Give your chicken & rice meal prep a summer makeover with this traditional Spanish recipe.
Paella is just one of those elite dishes that basically just tastes like a sunny holiday — perfect for brightening up your lunch breaks back in the office, right? If you close your eyes you can pretend to be on a beach for a minute.
Made with spicy chorizo, smoky paprika, sweet tomatoes and zesty lime, it’s a delicious combination of rich flavours that will keep you satisfied all day long.
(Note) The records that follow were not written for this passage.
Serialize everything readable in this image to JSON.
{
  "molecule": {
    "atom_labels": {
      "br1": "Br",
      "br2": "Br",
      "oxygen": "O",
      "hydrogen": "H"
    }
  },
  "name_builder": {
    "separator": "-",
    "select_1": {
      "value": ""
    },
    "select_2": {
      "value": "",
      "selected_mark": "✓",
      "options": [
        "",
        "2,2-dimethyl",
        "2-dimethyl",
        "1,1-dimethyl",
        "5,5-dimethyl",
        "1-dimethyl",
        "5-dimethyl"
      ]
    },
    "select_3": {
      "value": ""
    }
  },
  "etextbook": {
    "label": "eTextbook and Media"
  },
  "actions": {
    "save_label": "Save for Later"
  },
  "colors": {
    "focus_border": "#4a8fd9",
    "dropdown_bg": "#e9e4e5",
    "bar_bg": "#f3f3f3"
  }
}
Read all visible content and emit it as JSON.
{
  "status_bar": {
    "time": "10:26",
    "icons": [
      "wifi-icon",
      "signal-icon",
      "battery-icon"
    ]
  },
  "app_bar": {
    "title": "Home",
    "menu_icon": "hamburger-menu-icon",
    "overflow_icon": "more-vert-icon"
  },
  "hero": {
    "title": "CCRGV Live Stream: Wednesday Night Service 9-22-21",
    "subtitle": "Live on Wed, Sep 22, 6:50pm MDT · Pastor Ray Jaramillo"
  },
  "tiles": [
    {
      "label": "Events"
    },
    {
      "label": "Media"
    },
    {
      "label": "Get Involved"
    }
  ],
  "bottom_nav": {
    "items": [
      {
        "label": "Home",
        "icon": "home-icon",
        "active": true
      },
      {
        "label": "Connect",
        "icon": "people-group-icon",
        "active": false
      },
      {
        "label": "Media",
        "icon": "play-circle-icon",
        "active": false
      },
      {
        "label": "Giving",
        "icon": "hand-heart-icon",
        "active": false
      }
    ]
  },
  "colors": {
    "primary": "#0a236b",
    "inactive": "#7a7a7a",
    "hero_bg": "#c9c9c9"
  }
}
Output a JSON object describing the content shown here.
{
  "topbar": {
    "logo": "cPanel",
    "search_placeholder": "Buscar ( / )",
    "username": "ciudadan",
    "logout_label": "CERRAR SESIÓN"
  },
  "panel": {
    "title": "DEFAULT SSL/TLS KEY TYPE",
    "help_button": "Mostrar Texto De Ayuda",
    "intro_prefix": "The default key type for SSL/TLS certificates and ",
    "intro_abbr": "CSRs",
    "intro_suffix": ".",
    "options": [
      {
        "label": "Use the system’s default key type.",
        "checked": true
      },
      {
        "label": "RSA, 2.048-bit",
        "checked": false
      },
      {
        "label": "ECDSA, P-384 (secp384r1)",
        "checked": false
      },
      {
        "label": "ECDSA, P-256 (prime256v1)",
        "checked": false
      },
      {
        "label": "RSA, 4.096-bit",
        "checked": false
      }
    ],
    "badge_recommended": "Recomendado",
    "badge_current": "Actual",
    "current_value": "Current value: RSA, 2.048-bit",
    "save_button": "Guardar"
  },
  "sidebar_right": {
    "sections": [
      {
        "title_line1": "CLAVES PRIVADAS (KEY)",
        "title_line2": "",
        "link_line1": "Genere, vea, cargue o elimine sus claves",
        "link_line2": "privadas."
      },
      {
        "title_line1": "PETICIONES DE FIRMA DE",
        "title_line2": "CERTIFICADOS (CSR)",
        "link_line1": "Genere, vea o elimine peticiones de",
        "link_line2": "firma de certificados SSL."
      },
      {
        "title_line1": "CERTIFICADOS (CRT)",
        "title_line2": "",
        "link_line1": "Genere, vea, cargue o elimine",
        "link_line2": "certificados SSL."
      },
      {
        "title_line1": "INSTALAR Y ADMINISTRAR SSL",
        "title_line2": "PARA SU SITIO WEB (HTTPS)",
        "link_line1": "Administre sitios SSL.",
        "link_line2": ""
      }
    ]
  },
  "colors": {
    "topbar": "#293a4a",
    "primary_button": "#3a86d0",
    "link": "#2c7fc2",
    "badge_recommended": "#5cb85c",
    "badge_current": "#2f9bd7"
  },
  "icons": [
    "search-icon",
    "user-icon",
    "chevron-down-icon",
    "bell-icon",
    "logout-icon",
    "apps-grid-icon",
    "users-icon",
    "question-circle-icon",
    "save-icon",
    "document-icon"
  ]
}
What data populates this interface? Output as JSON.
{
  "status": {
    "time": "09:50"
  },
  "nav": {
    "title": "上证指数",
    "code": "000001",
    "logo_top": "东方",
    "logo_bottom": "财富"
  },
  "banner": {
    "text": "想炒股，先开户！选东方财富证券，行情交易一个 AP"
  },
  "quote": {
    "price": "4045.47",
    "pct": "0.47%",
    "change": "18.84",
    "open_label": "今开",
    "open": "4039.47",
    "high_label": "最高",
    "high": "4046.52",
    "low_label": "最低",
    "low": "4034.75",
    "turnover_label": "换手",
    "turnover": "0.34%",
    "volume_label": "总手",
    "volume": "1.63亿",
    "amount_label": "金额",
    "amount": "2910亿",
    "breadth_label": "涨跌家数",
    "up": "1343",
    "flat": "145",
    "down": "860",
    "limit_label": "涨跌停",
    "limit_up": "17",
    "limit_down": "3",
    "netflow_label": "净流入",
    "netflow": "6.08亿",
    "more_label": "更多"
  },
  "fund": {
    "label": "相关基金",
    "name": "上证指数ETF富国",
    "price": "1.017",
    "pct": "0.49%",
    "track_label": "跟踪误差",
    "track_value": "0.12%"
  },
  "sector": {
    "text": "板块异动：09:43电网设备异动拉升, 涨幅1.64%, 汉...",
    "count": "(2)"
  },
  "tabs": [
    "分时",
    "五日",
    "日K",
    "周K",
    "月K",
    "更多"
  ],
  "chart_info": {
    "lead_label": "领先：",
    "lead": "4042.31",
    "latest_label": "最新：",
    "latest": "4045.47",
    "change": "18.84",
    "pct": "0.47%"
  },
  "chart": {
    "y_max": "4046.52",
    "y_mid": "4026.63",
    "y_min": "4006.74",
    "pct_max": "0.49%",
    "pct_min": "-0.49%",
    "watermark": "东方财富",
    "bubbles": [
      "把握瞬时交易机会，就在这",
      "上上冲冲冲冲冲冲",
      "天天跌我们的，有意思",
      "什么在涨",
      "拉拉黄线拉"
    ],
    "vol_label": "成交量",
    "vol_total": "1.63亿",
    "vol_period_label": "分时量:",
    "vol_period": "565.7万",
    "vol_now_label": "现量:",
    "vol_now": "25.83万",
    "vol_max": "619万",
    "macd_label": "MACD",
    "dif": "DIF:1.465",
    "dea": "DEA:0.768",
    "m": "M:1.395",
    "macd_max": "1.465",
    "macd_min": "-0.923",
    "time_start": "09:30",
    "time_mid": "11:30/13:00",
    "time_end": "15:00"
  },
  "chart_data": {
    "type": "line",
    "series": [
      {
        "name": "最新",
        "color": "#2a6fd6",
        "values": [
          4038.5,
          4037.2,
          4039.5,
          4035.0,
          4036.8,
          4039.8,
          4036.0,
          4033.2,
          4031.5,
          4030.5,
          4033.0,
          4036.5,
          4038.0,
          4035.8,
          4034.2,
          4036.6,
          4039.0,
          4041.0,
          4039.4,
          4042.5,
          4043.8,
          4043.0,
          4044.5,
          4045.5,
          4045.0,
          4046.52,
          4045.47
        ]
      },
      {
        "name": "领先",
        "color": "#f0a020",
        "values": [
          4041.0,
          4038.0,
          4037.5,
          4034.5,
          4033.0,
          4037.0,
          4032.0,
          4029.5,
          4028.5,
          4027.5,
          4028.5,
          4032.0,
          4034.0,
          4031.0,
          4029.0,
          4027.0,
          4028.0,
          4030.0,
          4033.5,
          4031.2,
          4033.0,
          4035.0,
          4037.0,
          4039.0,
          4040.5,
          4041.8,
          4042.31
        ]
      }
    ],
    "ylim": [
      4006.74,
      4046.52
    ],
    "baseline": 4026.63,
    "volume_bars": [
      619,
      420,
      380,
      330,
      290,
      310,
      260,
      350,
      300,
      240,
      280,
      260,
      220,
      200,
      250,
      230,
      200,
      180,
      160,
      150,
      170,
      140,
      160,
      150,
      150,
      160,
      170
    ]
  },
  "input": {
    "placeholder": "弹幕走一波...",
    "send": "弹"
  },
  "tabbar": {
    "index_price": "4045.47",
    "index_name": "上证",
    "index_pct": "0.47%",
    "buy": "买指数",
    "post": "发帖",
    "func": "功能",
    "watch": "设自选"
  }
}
Alternatively, it’s just as good for sharing with friends on a summer evening.
- 100g chorizo
- 500g skinless chicken thighs
- Salt & pepper to taste
- 1 onion (chopped)
- 1 tsp. turmeric
- 1 tsp. paprika
- 2 garlic cloves (minced)
- 1 red pepper (sliced)
- 225g paella rice
- 400ml chicken stock
- 4 tomatoes (chopped)
- 100g peas
- Lemon & lime wedges
- Fresh parsley
1) First add the chorizo pieces to a large non-stick pan and cook for a few minutes until the sides begin to brown & oils are released. Then remove and set aside for later.
2) Add the chicken thighs to the pan and cook in the natural oils from the chorizo. Season with salt & pepper and cook through until browned on each side and no pink remains. Remove from the pan and set aside too.
3) Next, add the chopped onion and fry for a few minutes until softened. Then add the turmeric, paprika, garlic, and red pepper, stirring well to coat everything in the spices.
4) After a couple of minutes, add the paella rice and stir through. Then pour in the chicken stock and chopped tomatoes and mix everything until evenly combined.
5) Add the chorizo pieces back into the pan and stir through, then add the chicken thighs. Cover the pan with a lid and simmer for 15 minutes to allow the rice to cook and soak up the liquid.
5) Finally add the peas, stir through, and allow to warm for a few final minutes before taking off the heat. Serve up with plenty of lime & lemon wedges and a garnish of fresh parsley.